Achieving the Tightest Relaxation of Sigmoids for Formal Verification
This work addresses a bottleneck in formal verification for neural networks, offering incremental improvements in speed and accuracy for safety-critical applications.
The paper tackles the problem of loose convex relaxations for sigmoid activation functions in neural network formal verification, which slows down verification, and introduces α-sig, a method that achieves the tightest possible element-wise convex relaxation, showing improved performance compared to state-of-the-art methods like LiRPA and α-CROWN.
In the field of formal verification, Neural Networks (NNs) are typically reformulated into equivalent mathematical programs which are optimized over. To overcome the inherent non-convexity of these reformulations, convex relaxations of nonlinear activation functions are typically utilized.

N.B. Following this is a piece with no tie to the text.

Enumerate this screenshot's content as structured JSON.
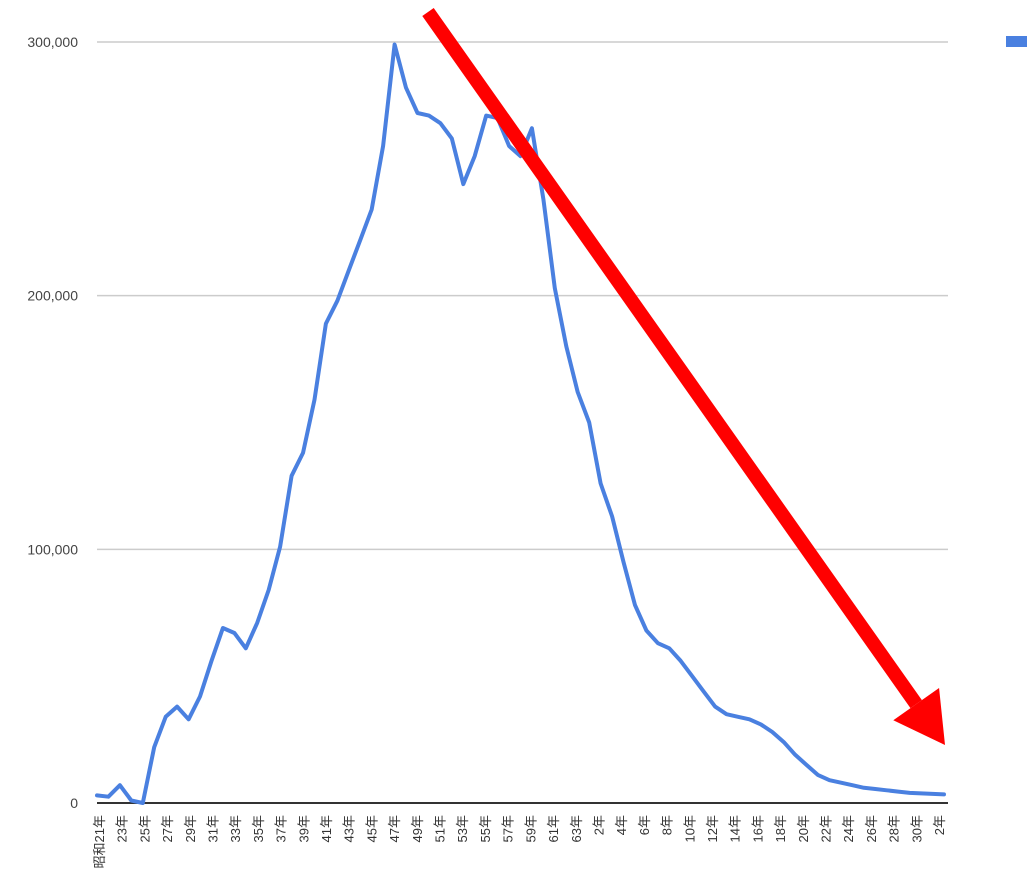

Common relaxations (i.e., static linear cuts) of "S-shaped" activation functions, however, can be overly loose, slowing down the overall verification process. In this paper, we derive tuneable hyperplanes which upper and lower bound the sigmoid activation function. When tuned in the dual space, these affine bounds smoothly rotate around the nonlinear manifold of the sigmoid activation function. This approach, termed $α$-sig, allows us to tractably incorporate the tightest possible, element-wise convex relaxation of the sigmoid activation function into a formal verification framework. We embed these relaxations inside of large verification tasks and compare their performance to LiRPA and $α$-CROWN, a state-of-the-art verification duo.